Alibaba, the Chinese conglomerate founded by Jack Ma, has had quite a year—it went public a little over a year ago in the largest initial public offering ever recorded, with a value of more than $25 billion. Since then, the share price has declined by about 25% on concerns about the weak Chinese economy, but Alibaba(BABA) has not stopped growing. And now, according to a number of reports, either the company or Ma are in talks to acquire the South China Morning Post.
Earlier this month, China Daily reported that Alibaba was in discussions to acquire SCMP Group, the company that publishes the South China Morning Post, from majority shareholder Kerry Group, a Malaysian conglomerate.

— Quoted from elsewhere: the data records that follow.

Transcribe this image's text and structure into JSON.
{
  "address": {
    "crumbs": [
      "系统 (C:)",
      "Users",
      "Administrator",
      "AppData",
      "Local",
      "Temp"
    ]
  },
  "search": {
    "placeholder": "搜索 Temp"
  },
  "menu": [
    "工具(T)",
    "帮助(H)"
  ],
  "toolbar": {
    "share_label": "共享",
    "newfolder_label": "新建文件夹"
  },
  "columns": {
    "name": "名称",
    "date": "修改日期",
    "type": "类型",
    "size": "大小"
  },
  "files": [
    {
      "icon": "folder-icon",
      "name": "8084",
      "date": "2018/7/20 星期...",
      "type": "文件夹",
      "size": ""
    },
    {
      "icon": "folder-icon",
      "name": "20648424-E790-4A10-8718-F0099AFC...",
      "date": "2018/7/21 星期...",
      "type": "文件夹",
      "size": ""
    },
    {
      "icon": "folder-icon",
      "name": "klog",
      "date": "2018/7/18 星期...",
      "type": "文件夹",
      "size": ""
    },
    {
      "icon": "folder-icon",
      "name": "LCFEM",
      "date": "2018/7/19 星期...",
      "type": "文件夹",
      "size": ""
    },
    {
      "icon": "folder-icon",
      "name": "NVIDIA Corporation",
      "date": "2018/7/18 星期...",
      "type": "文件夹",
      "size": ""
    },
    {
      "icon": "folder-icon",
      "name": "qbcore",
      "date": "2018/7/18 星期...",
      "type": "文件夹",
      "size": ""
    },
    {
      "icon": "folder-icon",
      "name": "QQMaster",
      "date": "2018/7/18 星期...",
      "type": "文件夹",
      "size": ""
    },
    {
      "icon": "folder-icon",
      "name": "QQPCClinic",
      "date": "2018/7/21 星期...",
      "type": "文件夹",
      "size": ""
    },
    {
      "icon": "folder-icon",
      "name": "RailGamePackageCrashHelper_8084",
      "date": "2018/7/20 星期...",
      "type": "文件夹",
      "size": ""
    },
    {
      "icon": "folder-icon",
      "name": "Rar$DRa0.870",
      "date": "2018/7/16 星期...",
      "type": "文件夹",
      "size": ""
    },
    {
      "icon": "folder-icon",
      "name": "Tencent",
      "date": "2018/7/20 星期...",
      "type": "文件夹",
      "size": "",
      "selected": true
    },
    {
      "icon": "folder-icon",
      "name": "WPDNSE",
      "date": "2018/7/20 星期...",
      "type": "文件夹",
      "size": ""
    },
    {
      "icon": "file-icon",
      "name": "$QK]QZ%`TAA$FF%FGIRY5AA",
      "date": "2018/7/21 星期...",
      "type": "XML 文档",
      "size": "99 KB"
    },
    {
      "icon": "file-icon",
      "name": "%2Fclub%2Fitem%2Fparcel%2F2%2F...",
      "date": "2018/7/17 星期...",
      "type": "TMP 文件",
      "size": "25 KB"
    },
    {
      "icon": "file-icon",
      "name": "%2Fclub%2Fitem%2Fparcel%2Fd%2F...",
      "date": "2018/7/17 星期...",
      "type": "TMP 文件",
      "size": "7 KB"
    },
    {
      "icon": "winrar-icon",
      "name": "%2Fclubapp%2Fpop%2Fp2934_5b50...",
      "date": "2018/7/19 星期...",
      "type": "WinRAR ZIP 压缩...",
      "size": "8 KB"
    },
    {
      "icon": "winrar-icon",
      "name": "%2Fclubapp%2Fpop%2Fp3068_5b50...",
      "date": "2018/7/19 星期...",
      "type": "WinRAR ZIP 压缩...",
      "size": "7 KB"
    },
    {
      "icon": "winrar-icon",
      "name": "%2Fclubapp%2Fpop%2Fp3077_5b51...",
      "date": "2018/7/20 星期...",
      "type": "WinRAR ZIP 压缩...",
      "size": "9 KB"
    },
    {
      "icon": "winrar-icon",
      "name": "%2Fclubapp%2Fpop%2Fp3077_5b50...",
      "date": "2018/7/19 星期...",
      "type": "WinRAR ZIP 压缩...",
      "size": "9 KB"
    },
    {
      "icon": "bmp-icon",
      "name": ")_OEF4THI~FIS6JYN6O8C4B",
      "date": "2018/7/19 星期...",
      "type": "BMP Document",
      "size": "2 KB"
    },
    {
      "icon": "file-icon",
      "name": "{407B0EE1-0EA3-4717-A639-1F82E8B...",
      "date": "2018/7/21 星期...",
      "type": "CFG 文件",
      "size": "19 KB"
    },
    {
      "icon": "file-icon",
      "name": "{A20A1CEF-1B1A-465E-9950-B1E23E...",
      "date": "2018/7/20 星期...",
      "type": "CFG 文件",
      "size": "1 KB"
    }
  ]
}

But a more recent report from Bloomberg News, says that two unnamed sources told the financial news service that Ma, not Alibaba, is in discussions to buy the Hong Kong-based newspaper. Bloomberg describes the talks as “at an advanced stage.” The sources said that a deal of unknown value could be announced as early as this week. Ma’s net worth is estimated at $22 billion U.S.
If the Alibaba founder does acquire the Morning Post—which at one time was the most profitable newspaper in the world—he would be following in the footsteps of other billionaire tech moguls such as Jeff Bezos, the Amazon (AMZN) founder and CEO who acquired The Washington Post for $250 million in 2013. Facebook co-founder Chris Hughes also bought the venerable U.S. magazine The New Republic, although his ownership has not been without controversy.
Some Washington Post staffers and fans were initially taken aback by the Bezos acquisition, but since the purchase, the paper has improved its financial health and has even expanded its online presence, in part through deals that bundled access to the Post with Amazon Prime memberships.
But like Bezos, Ma will have to come up with some bundling and/or revenue-generating ideas of his own if he buys the Morning Post, because the once-powerful paper has seen better days.
Once owned by News Corp., the Morning Post was sold in 1993 to Malaysian financier Robert Kuok, via his holding company Kerry Group, and has seen its revenue and readership slide substantially in the past few years. In 2013, after SCMP reported its earnings had fallen by more than 25%, its stock was suspended from trading. Most recently, over the past six months, more than 35 staffers left the newspaper —including the editor-in-chief.
Regardless of whether the Morning Post is bought by Ma or Alibaba, the deal may not be looked on positively by some Hong Kong residents. They tend to see themselves as removed from—and in some cases, superior to—their mainland Chinese citizens, while Ma is seen as being relatively close to members of the Chinese government.
That closeness has led to some controversy in the past. For instance, in 2013 the Morning Post reported that Ma had expressed admiration for the Chinese government, and said that the decision to remove protesters from Tianenmen Square by force was “the most correct decision.” This comment was later removed from the story. Editors said a reporter had added it without approval, and the reporter who filed the story was suspended and then later resigned.